Pro paramisa

pro paramisa literally for fairy tales (paramisi f. fairy tale). Traditional culturally formalised gathering during which adults told tales. The official storytellers "in public" were men; at home, women could tell tales usually "adapted" for children. At public pro paramisa, children were merely tolerated, and when Decameron-type tales (džungale paramisa) were told, the children had to leave the room. In the tales - which were often heroic exploits that lasted several hours – ethnic norms were passed on and "elegant language" was cultivated. Good storytellers were known throughout the land and were highly valued.

The cultural gathering pro paramisa had its rules, and anyone who did not want to be thought of as an ill-bred boar, a degeš, kept to them. The audience, which met in the biggest building in the settlement in winter and in bad weather, rented the room for a small sum from the owner. Anyone who had no money brought a little wooden log to help heat the place in winter. The storyteller was rewarded with a pouch of pipe tobacco.

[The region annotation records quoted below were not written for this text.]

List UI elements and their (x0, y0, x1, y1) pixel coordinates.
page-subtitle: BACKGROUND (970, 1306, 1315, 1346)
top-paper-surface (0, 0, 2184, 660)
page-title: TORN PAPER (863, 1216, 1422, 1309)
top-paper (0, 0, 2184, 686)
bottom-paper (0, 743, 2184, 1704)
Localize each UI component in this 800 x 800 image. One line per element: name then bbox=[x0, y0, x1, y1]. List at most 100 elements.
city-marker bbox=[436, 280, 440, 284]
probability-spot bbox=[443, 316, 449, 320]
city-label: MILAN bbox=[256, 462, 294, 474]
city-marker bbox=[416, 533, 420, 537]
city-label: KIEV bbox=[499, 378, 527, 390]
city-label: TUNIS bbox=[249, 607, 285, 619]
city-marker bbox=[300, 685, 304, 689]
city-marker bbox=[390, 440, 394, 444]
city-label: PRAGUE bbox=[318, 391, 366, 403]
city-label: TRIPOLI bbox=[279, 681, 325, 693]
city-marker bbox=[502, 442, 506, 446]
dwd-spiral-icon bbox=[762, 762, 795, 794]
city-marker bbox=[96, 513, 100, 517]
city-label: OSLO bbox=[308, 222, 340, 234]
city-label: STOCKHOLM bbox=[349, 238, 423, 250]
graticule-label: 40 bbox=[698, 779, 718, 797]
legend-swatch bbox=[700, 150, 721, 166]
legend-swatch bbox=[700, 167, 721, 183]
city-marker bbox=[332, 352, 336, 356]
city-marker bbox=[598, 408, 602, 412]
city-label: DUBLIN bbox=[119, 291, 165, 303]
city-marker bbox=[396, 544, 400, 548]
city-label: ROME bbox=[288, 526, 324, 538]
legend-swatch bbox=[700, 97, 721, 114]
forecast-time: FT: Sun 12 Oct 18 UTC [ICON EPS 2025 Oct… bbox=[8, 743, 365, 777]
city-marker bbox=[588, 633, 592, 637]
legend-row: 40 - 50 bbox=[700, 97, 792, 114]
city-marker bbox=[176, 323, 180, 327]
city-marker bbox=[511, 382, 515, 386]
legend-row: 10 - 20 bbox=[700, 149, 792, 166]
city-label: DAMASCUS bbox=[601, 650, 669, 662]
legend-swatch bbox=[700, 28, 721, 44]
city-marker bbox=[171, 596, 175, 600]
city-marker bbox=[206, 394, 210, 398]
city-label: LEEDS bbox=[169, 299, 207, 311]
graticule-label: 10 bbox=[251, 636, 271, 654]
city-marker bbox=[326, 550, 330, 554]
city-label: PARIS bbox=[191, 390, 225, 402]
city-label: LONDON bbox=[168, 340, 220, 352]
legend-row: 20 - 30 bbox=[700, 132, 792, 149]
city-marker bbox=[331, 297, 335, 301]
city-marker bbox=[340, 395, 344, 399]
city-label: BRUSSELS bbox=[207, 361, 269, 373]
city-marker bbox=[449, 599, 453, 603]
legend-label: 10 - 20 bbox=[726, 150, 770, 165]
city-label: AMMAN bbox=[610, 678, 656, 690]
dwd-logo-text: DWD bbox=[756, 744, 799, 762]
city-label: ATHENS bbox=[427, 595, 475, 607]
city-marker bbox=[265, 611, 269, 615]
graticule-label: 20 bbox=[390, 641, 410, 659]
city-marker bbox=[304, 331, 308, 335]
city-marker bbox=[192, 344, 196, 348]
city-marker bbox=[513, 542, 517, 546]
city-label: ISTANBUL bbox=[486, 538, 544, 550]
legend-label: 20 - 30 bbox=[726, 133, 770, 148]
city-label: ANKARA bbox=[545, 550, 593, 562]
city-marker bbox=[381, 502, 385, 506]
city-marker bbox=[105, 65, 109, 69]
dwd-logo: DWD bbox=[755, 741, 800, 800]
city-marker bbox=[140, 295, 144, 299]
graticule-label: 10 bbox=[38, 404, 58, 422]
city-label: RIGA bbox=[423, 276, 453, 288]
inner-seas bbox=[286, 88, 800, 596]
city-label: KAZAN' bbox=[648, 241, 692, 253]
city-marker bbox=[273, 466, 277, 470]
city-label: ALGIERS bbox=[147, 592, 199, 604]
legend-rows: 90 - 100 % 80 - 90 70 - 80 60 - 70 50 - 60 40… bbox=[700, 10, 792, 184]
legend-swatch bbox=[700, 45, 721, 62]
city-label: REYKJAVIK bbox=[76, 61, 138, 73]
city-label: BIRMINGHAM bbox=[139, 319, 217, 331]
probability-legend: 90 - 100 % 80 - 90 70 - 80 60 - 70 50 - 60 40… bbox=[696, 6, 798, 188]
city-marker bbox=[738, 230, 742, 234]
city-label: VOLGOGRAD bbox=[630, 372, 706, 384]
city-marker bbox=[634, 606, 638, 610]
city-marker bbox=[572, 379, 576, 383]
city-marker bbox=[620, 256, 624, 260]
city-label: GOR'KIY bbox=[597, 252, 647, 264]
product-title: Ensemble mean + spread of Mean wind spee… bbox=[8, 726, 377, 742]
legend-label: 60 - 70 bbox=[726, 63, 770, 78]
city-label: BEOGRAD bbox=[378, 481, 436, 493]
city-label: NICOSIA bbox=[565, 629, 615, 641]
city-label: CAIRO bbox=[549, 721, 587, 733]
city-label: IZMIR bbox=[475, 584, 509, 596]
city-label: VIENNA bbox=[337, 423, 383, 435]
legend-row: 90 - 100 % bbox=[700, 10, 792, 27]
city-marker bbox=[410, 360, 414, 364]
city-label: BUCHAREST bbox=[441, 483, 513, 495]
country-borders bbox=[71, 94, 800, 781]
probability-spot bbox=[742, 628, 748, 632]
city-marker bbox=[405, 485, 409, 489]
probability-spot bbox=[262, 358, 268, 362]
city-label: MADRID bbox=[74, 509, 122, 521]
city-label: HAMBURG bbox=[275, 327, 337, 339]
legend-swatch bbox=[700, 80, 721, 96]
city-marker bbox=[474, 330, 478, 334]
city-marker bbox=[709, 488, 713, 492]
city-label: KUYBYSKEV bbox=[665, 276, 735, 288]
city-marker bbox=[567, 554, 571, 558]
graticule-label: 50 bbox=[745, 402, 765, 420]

Unlike a bašaviben – a party with music, songs and dancing – there were no eating and, above all, no drinking alcohol during taletelling.

The listeners were not permitted to chat or to interrupt the storyteller. On the contrary, they were continually expected to assess the telling of heroic exploits of the paramisara and to encourage the storyteller with laughter, sighs, screams of horror and all kinds of interjections.

Witnesses of those delightful gatherings, which lasted so many hours, summed them up in one sentence: Just as gadže go to the theatre, we went to the pro paramisa.